Yes and no. Certainly, there are universal experiences that all LGBT people have had and can relate to. But there’s also varying elements. If your a person of color, if you’re trans, if you grew up in a city or a small town, that will effect how you perceive the genre and how you tell your stories. But, what’s interesting to me is that how, despite all these varying backgrounds, we were all drawn to horror as a means of escape and celebration. I think that says more about the universal appeal of the genre than anything else. It’s like a beacon that draws us all home.
HB. For two seconds I thought you said bacon, and I thought, “What draws people together more than bacon?”
I mean, bacon still draws me home ha ha
HB. What can people coming to the panel presentation expect?
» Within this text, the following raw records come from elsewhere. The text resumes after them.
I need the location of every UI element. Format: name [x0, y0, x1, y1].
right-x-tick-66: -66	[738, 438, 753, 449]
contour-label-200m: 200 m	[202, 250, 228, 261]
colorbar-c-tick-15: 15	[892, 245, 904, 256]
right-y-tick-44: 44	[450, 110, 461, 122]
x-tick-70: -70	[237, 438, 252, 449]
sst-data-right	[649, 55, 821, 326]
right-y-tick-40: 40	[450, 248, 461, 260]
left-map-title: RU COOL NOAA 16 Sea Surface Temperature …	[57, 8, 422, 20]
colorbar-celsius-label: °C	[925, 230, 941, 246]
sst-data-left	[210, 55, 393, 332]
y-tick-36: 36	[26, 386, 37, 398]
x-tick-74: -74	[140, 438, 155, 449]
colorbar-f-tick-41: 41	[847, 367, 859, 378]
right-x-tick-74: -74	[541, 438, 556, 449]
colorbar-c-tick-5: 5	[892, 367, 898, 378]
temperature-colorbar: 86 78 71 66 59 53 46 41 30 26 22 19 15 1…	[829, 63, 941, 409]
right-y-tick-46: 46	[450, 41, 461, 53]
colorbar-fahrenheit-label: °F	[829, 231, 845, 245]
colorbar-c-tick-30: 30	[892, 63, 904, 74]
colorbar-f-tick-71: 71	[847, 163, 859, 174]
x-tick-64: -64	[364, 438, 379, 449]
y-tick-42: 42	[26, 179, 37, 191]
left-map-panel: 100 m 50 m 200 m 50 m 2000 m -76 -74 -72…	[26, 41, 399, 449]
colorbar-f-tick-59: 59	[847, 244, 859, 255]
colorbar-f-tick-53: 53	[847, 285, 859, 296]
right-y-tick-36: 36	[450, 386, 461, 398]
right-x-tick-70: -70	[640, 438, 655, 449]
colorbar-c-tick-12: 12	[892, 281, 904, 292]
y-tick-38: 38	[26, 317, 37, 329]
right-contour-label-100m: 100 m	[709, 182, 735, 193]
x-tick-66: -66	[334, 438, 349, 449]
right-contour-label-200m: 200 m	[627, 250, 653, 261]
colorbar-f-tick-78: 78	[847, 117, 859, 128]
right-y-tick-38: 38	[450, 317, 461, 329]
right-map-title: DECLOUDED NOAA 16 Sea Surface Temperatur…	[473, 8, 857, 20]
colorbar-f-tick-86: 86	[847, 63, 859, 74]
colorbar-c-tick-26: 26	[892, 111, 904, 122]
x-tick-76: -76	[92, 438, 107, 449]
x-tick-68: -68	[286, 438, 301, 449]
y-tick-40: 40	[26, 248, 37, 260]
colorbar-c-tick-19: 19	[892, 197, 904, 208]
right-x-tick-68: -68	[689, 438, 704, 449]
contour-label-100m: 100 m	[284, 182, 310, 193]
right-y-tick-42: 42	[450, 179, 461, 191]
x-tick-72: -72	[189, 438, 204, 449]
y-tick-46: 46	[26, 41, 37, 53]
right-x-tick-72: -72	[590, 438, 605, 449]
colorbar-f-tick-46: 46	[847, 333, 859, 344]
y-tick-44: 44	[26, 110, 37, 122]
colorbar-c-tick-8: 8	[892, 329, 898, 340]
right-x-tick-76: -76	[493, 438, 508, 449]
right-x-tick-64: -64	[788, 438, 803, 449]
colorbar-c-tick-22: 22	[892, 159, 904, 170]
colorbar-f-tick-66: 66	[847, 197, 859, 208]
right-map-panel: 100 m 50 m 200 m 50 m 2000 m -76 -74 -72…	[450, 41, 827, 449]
The panel discussion is always passionate and intense, but is definitely a lot of fun. In years past, we’ve discussed things like the correlation between sexuality and horror, queerbaiting, the agency of “otherness,” and much more. There’s almost always a discussion of horror movies that we all love, and whether or not they have gay elements. I also always take some time to discuss the popularity of slash fiction, which tends to amuse the horror fans on tumblr. The conversation really goes all over the place in the best possible way. I also always ask the panelists to recommend horror films to the audience. Because, you know, it’s what we do.
HB. Are there any horror films you would recommend right now?
In the spirit of LGBT horror, I would definitely recommend people check out JAMIE MARKS IS DEAD. It’s a movie directed by Carter Smith, who directed THE RUINS, about a boy who befriends the ghost of a former classmate who was bullied and tormented. It’s a devastating portrait of how people are made to feel invisible, and an elegiac piece on death and dying. It’s not a traditional ghost story, but it resonates. And, since we’re discussing him, check out Carter Smith’s short film BUG CRUSH. It has a similar aesthetic. I like how he exposes the fragility of being young and different. I think these are both works that will specifically connect with audiences and really, truly must be seen.
HB. Finally, what is your go-to gay horror film?
I mean, like most people I think A NIGHTMARE ON ELM STREET PART 2: FREDDY’S REVENGE is an absolute must for a gory gay viewing party. But, if you’d also like an off-the-beaten path answer…I love HEAVENLY CREATURES, Peter Jackson’s true crime story of lesbians who kill for love. Oh, and of COURSE, VEGAS IN SPACE. It’s not horror specifically, but it’s part of the drive-in era milleu. And who doesn’t want to see drag queens go beyond the stars?
Prism Comics is a non-profit organization that supports LGBTQIA comics, helping bring visibility to creators, their work, and the people who support them. Prism sponsors a whole bunch of panels at Comic Con and is a major presence at a lot of fandom conventions throughout the year.